Le concave et le convexe

Le 9 octobre 2017.

Voilà maintenant 3 semaines que je suis arrivée au Vietnam. Ouf !

J’ai partagé avec vous mes coups de cœur, mes découvertes, mes étonnements. J’étais bien consciente depuis mon arrivée qu’une certaine fébrilité m’habitait, qui a parfois frisé l’exaltation. J’aime la nouveauté, le dépaysement, l’exotisme. La différente culturelle me réjouit et titille ma curiosité.

Par ailleurs, depuis quelques jours, je ressens avec force le choc de l’adaptation. Je dirais même que la vulnérabilité occupe actuellement l’avant-scène de mon ressenti. Je vois l’adaptation comme une sorte d’élastique, qui s’étire plus ou moins en fonction de la différence à laquelle on est confronté et de la mesure dans laquelle on sort de sa zone de confort. Eh bien le mien, d’élastique, est aujourd’hui étiré peut-être pas à son maximum, car il semble que l’humain ait une capacité insoupçonnée à faire face parfois même à l’innommable, mais comme jamais il ne l’a été de toute mon existence — qui n’est plus si courte que ça ! On m’avait avertie que cela risquait de se produire. On avait raison.

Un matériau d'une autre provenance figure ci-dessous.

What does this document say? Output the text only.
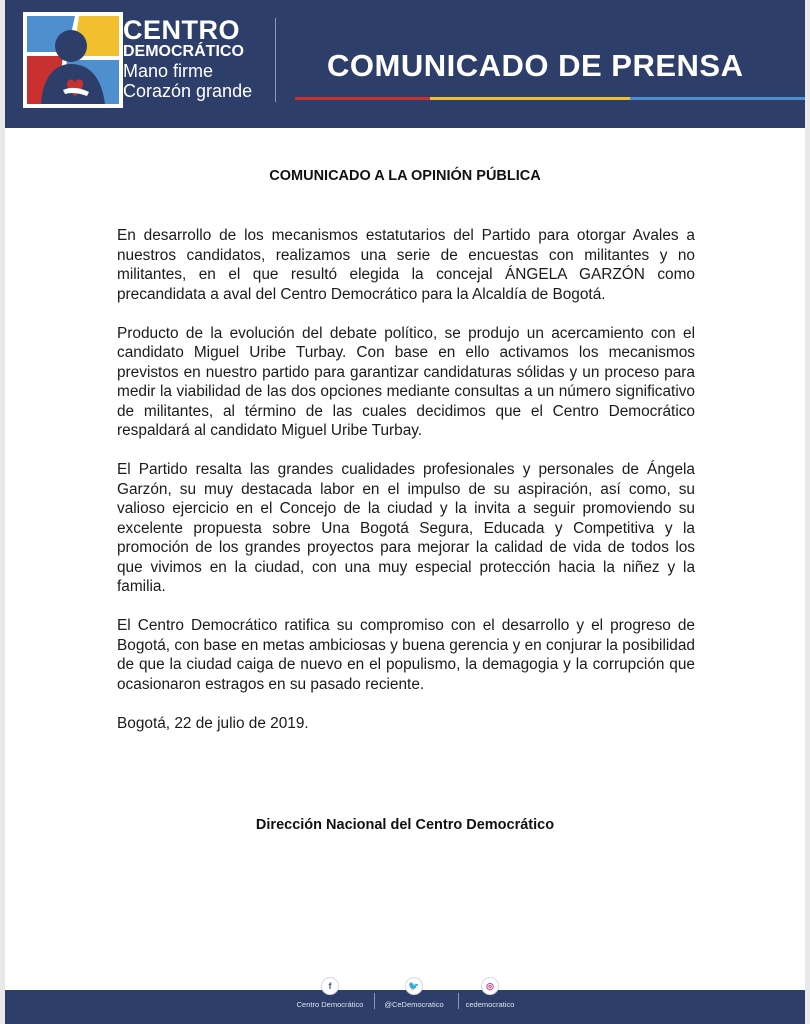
CENTRO
DEMOCRÁTICO
Mano firme
Corazón grande
COMUNICADO DE PRENSA
COMUNICADO A LA OPINIÓN PÚBLICA

En desarrollo de los mecanismos estatutarios del Partido para otorgar Avales a nuestros candidatos, realizamos una serie de encuestas con militantes y no militantes, en el que resultó elegida la concejal ÁNGELA GARZÓN como precandidata a aval del Centro Democrático para la Alcaldía de Bogotá.

Producto de la evolución del debate político, se produjo un acercamiento con el candidato Miguel Uribe Turbay. Con base en ello activamos los mecanismos previstos en nuestro partido para garantizar candidaturas sólidas y un proceso para medir la viabilidad de las dos opciones mediante consultas a un número significativo de militantes, al término de las cuales decidimos que el Centro Democrático respaldará al candidato Miguel Uribe Turbay.

El Partido resalta las grandes cualidades profesionales y personales de Ángela Garzón, su muy destacada labor en el impulso de su aspiración, así como, su valioso ejercicio en el Concejo de la ciudad y la invita a seguir promoviendo su excelente propuesta sobre Una Bogotá Segura, Educada y Competitiva y la promoción de los grandes proyectos para mejorar la calidad de vida de todos los que vivimos en la ciudad, con una muy especial protección hacia la niñez y la familia.

El Centro Democrático ratifica su compromiso con el desarrollo y el progreso de Bogotá, con base en metas ambiciosas y buena gerencia y en conjurar la posibilidad de que la ciudad caiga de nuevo en el populismo, la demagogia y la corrupción que ocasionaron estragos en su pasado reciente.

Bogotá, 22 de julio de 2019.

Dirección Nacional del Centro Democrático
f
Centro Democrático
🐦
@CeDemocratico
◎
cedemocratico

Je ne remets pas en question mon choix d’avoir accepté ce mandat ici, à Hué, pas du tout. Je souhaite vivre cette expérience dans toute son intensité et goûter toutes les nouvelles couleurs auxquelles elle m’exposera avec un esprit d’exploration et d’ouverture. Mon espoir est d’en ressortir grandie, plus vaste, moins égocentrée, plus tolérante. Professionnellement, je suis très interpellée par toute la question de faire en sorte que mon client — notre partenaire — non seulement accroisse certaines de ses capacités pendant mon mandat, mais qu’il soit en mesure de continuer à se développer par lui-même après mon départ grâce à certains apprentissages qu’il fera d’ici là. Réaliste ? Pas réaliste ? Je n’en sais que dalle pour le moment.

Après une certaine euphorie liée à l’arrivée, les derniers jours m’ont donc placée face au test de la réalité, personnellement et professionnellement. C’est sain, mais pour l’instant, très inconfortable. J’essaie simplement de m’accueillir telle que je suis, car je suis convaincue que c’est la seule façon de traverser avec succès cette étape et de passer à la suivante.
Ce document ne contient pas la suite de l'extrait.